This isn’t a well-put-together-blog post, it’s me unloading my brain to the internet. Sometimes it feels good to share your honest thoughts and just get it all out. I’m a bit nervous to post this.
The last couple of weeks have been real ‘meh’ weeks.
I’m usually really good at getting on with things and I love to work hard, get everything done, tick everything off my to-do list, be organised and be busy. I’ve tried to do this, but with everything I do, I just have felt, unmotivated, not good enough, really low energy, all those sorts of feelings.
This isn’t a negative post, its a real talk – sharing current feelings.
My full time job is online, if social media shut down, I’d be pretty much pooped, but isn’t it a funny ole place? This social media shiz. I’ve written about this before and I’m not afraid to say it – but is social media really good for us?
For a long time, I would compare compare compare, compare against others online, compare my photos, compare my looks, compare my life, and it would just make me feel awful, but it was like an addiction, I wouldn’t out my phone down, I’d continue to look. Then for the last few months, I’ve felt really focussed on what I’m doing, I’ve been happy with what I’m doing and I haven’t been phased by what others are doing. I’ve just been concentrating on what I’ve been doing, which felt so great! Then for the last few weeks – I’ve gone back to this compare mode. Nothing feels good enough. Am I doing enough? Am I doing the right sort of things? I had to unfollow a few mega-insta-hot-bod-babes because in my meh mood, I was scoffing down the mini eggs, scrolling through instagram and feeling like bruce bogtrotter from Matilda.
Being in this social media bubble, I know that what you see online isn’t as rosy and as perfect as it looks. I know it isn’t exactly real life. That’s why I love instagram stories, they’re a much more clearer representation of ‘real life’.
I don’t know about you girls, but around my period, sometimes it can really affect me. I get the obvious period pains, back ache etc but OMG my mood and my self esteem can just plummet. I literally feel like a different person. It’s so hard to explain. I’ve very briefly touched on that I struggled with PMDD (a severe PMS) and actually was taking medication for this, but I stopped around 6 months ago as I thought I was in a better place and could handle it. And I was, then the last couple of weeks, I feel I’ve taken 10 steps back. But I guess, as an outsider, no one would ever know? I’ve been posting my instagram posts with chirpy captions – from the outside, nothing is different, but to me, everything feels different.
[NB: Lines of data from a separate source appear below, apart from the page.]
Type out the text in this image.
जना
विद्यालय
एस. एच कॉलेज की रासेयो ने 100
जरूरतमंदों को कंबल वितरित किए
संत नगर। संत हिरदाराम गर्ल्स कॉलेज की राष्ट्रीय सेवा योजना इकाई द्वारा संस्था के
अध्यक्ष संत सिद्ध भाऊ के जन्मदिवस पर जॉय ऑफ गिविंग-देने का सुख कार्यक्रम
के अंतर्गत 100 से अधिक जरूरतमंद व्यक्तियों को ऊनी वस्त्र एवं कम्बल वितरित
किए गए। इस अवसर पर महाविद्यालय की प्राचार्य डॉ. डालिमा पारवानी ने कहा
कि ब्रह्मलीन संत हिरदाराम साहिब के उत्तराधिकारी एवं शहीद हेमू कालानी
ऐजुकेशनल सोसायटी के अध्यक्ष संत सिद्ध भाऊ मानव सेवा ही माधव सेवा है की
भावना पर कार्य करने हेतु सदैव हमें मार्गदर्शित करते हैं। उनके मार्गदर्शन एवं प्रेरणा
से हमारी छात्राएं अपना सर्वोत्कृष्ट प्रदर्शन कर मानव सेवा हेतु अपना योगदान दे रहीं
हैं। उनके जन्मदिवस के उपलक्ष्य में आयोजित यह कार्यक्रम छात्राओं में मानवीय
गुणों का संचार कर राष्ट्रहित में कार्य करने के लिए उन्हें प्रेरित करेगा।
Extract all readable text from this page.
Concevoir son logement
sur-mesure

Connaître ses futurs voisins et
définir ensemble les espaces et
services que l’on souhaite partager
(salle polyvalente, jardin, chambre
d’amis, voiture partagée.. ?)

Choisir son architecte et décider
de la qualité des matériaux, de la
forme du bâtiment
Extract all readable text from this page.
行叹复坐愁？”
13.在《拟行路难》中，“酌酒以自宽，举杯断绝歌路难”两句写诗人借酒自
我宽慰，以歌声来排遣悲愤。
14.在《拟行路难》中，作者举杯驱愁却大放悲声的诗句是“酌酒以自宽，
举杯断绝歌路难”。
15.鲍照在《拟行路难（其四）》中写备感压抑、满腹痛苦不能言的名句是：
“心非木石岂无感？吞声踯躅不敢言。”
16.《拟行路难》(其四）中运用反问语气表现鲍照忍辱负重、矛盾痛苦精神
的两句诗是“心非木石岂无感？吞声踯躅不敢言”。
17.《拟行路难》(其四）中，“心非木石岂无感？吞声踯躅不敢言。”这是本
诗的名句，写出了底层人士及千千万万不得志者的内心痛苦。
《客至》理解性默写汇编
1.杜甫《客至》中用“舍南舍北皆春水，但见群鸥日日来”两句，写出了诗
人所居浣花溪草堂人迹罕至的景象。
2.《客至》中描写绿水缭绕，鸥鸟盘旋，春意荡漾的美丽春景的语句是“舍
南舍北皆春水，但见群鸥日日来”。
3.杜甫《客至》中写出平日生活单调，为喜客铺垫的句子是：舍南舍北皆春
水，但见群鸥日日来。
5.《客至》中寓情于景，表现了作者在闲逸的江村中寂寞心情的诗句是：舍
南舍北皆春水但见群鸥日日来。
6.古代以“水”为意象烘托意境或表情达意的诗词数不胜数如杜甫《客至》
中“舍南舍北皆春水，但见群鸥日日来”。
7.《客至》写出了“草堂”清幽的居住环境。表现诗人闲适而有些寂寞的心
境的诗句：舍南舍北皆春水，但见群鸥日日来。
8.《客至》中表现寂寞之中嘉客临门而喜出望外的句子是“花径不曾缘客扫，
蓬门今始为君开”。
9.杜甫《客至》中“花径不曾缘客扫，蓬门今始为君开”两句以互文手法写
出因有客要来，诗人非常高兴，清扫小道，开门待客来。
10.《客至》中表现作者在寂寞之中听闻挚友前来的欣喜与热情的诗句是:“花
This post is a bit rambled and its not supposed to be a well drafted and written blog post, it’s me, unloading my thoughts. Also whilst I’ve been in this ‘meh’ stage, I can’t focus fully on anything? My mind is being distracted left right and centre. Hence this post is a little all over the place.
Even just writing this I’m feeling a little ‘weight off my shoulders’ and I think I’m coming to the end of this phase. Is it the weather? was it my long lasting bitch period? Is it in my head? Is it social media?
I don’t know the answers, but I think we all go through things like this, and we have to ride the wave.
It’s Tuesday morning, its just gone 9am, I’ve got a big but good to-do list to do today and I’m going to power on with it and, I know it’s such a cliché saying, but remember, that sometimes it’s ok not to feel ok. And feelings like this do pass, I know they do.
Some people might not get it, some people might be reading this thinking, pull yourself together but if you know, you know what it’s like and you can’t just snap out of it. I bloody wish you could! I feel guilty for feeling like this because, I’m so lucky; I’m healthy, I’ve got amazing family and friends and I have my dream job, but sometimes I just can’t control the way I feel.
Sending lots of love and if you’ve reached the end, thanks for listening to me blab!
‘Be kind, for everyone you meet is fighting a battle you know nothing about’.